On 5/13/2013 3:29 PM, Martin K. Petersen wrote:

> others. We see cases fairly often where a misbehaving target has
> confused the HBA enough that we can not bring the device back without
> doing an HBA firmware reset. Despite I/O completing successfully on
> other targets connected to the same HBA.

        This would seem to indicate a HBA/driver bug...

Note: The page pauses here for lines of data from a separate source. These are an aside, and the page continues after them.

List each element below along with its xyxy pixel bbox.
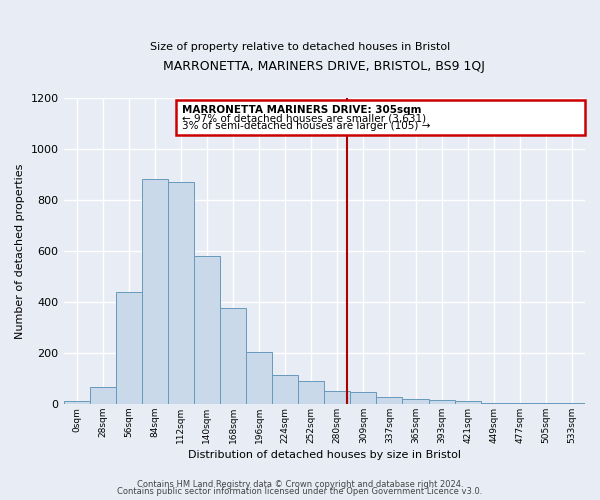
Bar	[350, 392, 376, 404]
Bar	[194, 256, 220, 404]
Bar	[324, 391, 350, 404]
Bar	[481, 402, 507, 404]
Bar	[507, 402, 533, 404]
Bar	[428, 400, 455, 404]
Bar	[455, 402, 481, 404]
Bar	[142, 180, 168, 404]
Bar	[220, 308, 246, 404]
Bar	[403, 400, 428, 404]
Bar	[533, 402, 559, 404]
Bar	[272, 374, 298, 404]
Bar	[298, 381, 324, 404]
Text: Size of property relative to detached houses in Bristol: Size of property relative to detached ho…	[150, 42, 450, 52]
Bar	[89, 388, 116, 404]
Text: 3% of semi-detached houses are larger (105) →: 3% of semi-detached houses are larger (1…	[182, 120, 431, 130]
Bar	[376, 397, 403, 404]
Title: MARRONETTA, MARINERS DRIVE, BRISTOL, BS9 1QJ: MARRONETTA, MARINERS DRIVE, BRISTOL, BS9…	[163, 60, 485, 73]
Bar	[64, 402, 89, 404]
Y-axis label: Number of detached properties: Number of detached properties	[15, 163, 25, 338]
Text: MARRONETTA MARINERS DRIVE: 305sqm: MARRONETTA MARINERS DRIVE: 305sqm	[182, 105, 422, 115]
Bar	[559, 402, 585, 404]
Text: ← 97% of detached houses are smaller (3,631): ← 97% of detached houses are smaller (3,…	[182, 113, 426, 123]
Bar	[116, 292, 142, 404]
Bar	[246, 352, 272, 404]
Bar	[168, 182, 194, 404]
X-axis label: Distribution of detached houses by size in Bristol: Distribution of detached houses by size …	[188, 450, 461, 460]
FancyBboxPatch shape	[176, 100, 585, 135]
Text: Contains HM Land Registry data © Crown copyright and database right 2024.: Contains HM Land Registry data © Crown c…	[137, 480, 463, 489]
Text: Contains public sector information licensed under the Open Government Licence v3: Contains public sector information licen…	[118, 487, 482, 496]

> So at some point we do need to give up and escalate to a full HBA
> reset. We would just like to defer that hammer until we have run out of
> other options.

        Except that I've seen the linux error recovery cause more problems than 
it
solves on a fairly regular basis. I would rather have a solution designed to
isolate failures, than one that makes a lot of mistakes and causes further
problems (sometimes with other machines). I'm pretty convinced that attempting
everything possible to recover a device when the underlying problem is unknown
is a bad strategy.

        I think maybe its a perspective difference. If the device that is 
failing is an
OS disk, then giving up is paramount to crashing the machine. On the other hand,
if the failing device is some shared tape drive in a SAN with a few hundred
alternatives then killing the OS in an attempt to recover that drive is a 
problem.

        Maybe, the super aggressive recovery paths should be reserved for 
devices
marked critical to system operation.